Komondorok, though large dogs, do not eat much for their size and may even skip a meal when not hungry. As they were bred to be livestock guards, Komondorok most likely developed their small appetite from sharing small meals with the Shepard guarding livestock alongside them. Other Komondor owners have noted that feeding the breed a diet too high in protein can result in scratching and other skin reactions. Therefore, it is best to feed your Komondor a low-protein diet appropriate for his age.


An extremely agile and athletic breed, especially for their size, Komondorok require a lot of exercise to maintain a healthy weight and a happy demeanor. Your Komondor should be taken on two walks a day at minimum, but he would appreciate more. The best activity for your Komondor is free running time in a fenced-in backyard. Komondorok really enjoy playing with their owners and with other dogs of the same household. However, your Komondor should not be taken to a dog park, as he may feel threatened by unknown dogs and act aggressively toward them.

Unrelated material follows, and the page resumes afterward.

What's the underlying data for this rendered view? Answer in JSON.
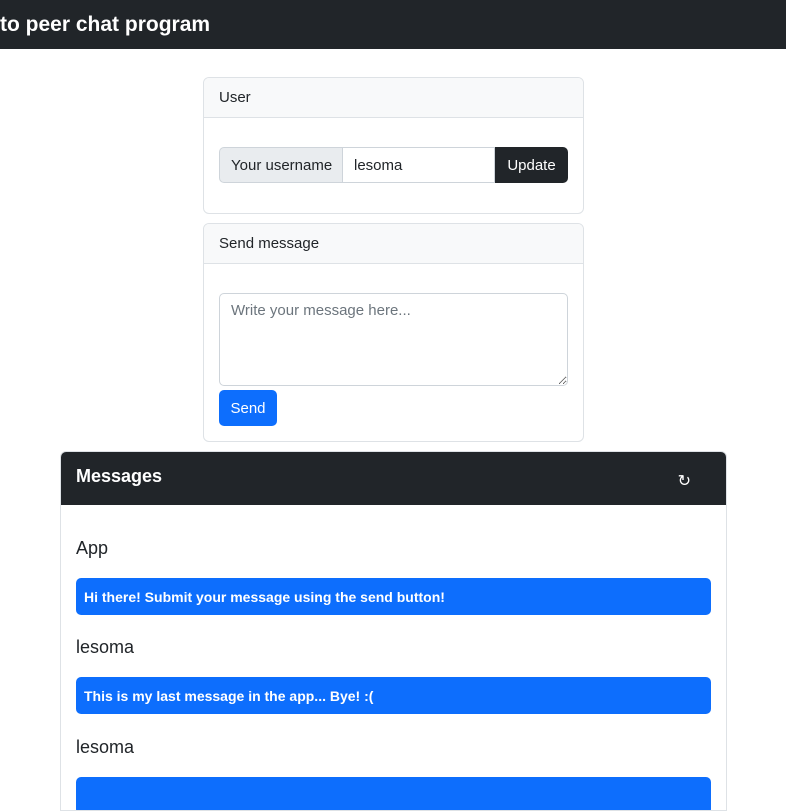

Due to their independent nature, Komondorok have a tendency to be stubborn, especially during training. They can be overprotective if not trained properly as puppies, and for this reason, inexperienced dog owners may not be a right fit for this breed. A lack of proper training can not only become a hassle for owners later on but can actually result in danger to others. Komondorok should begin training classes between 4 and 8 months of age. When bored, the Komondor can become even more stubborn, so training classes should be upbeat and engaging. The most important thing to remember when training your Komondor is to be consistent- don’t let him get away with hostile behavior, not even once, lest he begin to think this behavior is acceptable.


Fortunately for Komondor owners, there are no known health problems specific to the breed. However, as with other large dogs, the Komondor can develop bloat, which is a sudden, life-threatening enlargement of the stomach. Learn to recognize the signs of dog bloat and contact your veterinarian immediately if you recognize any of these signs.

As for more regular care, the Komondor requires extensive grooming by professionals, almost more than any other breed. The only time the Komondor sheds is during his puppy years before his thick strands begin to develop. This breed should actually not be brushed, but rather bathed frequently with diluted dog shampoo. After a bath, the Komondor coat can take up to 2.5 days to dry! It should be dried properly so that a bad odor does not develop. At the age of 9 or 10 months when the coat begins to clump into strands, the hair must be split into sections that grow from certain areas of the skin. These sections of hair will form the strands of adulthood. This complex grooming job should be performed by experienced groomers only.